Globular windows, sunken earth, pebble-shaped buildings…

Among these “follies” – or extravagant residences from an architectural point of view – Odile Decq has designed a building with white walls, a bright red roof and globular windows, which will house coworking offices, near the Corum congress center . Manuelle Gautrand’s project, in the Port Marianne district, consists of a set of residential buildings in sunken earth, which will face an already built folly, designed by the architect Farshid Moussavi.
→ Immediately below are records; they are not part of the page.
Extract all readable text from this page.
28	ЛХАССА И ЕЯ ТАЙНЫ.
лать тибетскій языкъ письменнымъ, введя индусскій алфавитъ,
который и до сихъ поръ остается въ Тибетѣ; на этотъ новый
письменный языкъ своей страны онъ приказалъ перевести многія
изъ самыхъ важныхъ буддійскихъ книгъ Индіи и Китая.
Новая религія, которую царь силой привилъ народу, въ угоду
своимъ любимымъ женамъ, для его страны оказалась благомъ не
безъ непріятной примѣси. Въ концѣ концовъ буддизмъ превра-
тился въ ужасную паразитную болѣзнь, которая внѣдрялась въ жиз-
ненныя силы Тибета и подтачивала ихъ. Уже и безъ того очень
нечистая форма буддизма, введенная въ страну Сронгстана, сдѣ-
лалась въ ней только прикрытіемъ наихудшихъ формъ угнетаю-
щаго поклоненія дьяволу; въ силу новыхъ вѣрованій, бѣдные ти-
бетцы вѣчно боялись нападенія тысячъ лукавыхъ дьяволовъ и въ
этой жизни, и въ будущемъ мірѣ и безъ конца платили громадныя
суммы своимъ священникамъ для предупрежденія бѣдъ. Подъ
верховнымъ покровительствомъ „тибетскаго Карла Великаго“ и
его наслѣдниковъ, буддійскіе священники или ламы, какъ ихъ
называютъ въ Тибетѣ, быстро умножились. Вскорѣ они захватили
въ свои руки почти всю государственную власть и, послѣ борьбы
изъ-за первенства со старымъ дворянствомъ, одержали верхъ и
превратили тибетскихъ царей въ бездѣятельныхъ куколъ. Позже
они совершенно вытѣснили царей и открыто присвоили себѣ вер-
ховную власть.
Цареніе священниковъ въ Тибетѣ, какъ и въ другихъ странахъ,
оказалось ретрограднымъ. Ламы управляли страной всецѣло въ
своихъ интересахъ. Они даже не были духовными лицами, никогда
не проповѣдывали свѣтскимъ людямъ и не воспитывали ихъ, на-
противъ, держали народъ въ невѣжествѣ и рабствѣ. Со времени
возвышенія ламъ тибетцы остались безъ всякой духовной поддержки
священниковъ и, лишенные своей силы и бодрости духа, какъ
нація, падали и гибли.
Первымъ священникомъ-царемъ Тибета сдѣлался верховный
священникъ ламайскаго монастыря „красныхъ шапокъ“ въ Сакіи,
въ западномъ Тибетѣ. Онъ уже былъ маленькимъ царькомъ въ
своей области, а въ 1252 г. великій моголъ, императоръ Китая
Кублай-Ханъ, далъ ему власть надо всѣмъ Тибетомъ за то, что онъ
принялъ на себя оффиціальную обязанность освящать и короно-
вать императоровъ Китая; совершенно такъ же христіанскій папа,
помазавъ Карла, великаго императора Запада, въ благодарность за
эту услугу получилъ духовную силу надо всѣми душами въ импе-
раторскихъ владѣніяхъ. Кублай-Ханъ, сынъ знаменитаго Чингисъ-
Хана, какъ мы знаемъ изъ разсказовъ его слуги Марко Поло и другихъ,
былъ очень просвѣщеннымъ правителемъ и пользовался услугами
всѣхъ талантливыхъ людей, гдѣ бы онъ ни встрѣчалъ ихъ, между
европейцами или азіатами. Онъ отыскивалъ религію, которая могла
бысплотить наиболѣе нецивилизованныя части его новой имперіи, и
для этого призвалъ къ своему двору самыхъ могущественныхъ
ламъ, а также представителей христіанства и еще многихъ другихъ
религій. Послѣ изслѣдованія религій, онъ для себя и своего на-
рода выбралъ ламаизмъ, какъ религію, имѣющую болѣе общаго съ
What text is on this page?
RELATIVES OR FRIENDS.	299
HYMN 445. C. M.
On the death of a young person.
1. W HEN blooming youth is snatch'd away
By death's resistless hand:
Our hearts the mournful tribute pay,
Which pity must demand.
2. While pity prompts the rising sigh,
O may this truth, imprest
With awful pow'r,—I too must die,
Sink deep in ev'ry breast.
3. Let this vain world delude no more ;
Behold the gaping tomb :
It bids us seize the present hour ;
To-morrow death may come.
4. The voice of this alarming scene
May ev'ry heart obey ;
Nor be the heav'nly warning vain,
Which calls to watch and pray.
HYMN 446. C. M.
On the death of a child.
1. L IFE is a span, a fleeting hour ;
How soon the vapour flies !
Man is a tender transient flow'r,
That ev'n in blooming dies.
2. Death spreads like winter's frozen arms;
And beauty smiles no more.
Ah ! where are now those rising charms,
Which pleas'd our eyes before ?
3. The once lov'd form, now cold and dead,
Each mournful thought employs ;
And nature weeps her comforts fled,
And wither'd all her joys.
Ellen van Loon has created a project of three buildings whose shape recalls that of pebbles, at the administrative limit of the municipality. The Thomas Coldefy-Isabel van Haute duo imagined two buildings, one for housing, the other for offices, facing each other and connected by a footbridge, in the recent Ovalie district, very close to the rugby stadium.

Alma Terra, project of

Eight other projects selected in a few months

The city has not set a date for the delivery of the buildings, which could take four to six years. The fifth “madness” for which the city had launched a call for applications, in the New Saint-Roch district near the station, was not awarded, the projects presented not having convinced.

Montpellier, which has regularly called on star architects or designers (Jean Nouvel, Christian Lacroix, etc.) for its major urban projects, plans to build eight additional “follies”, for which the winners will be known at the end of 2023 or the beginning of 2024.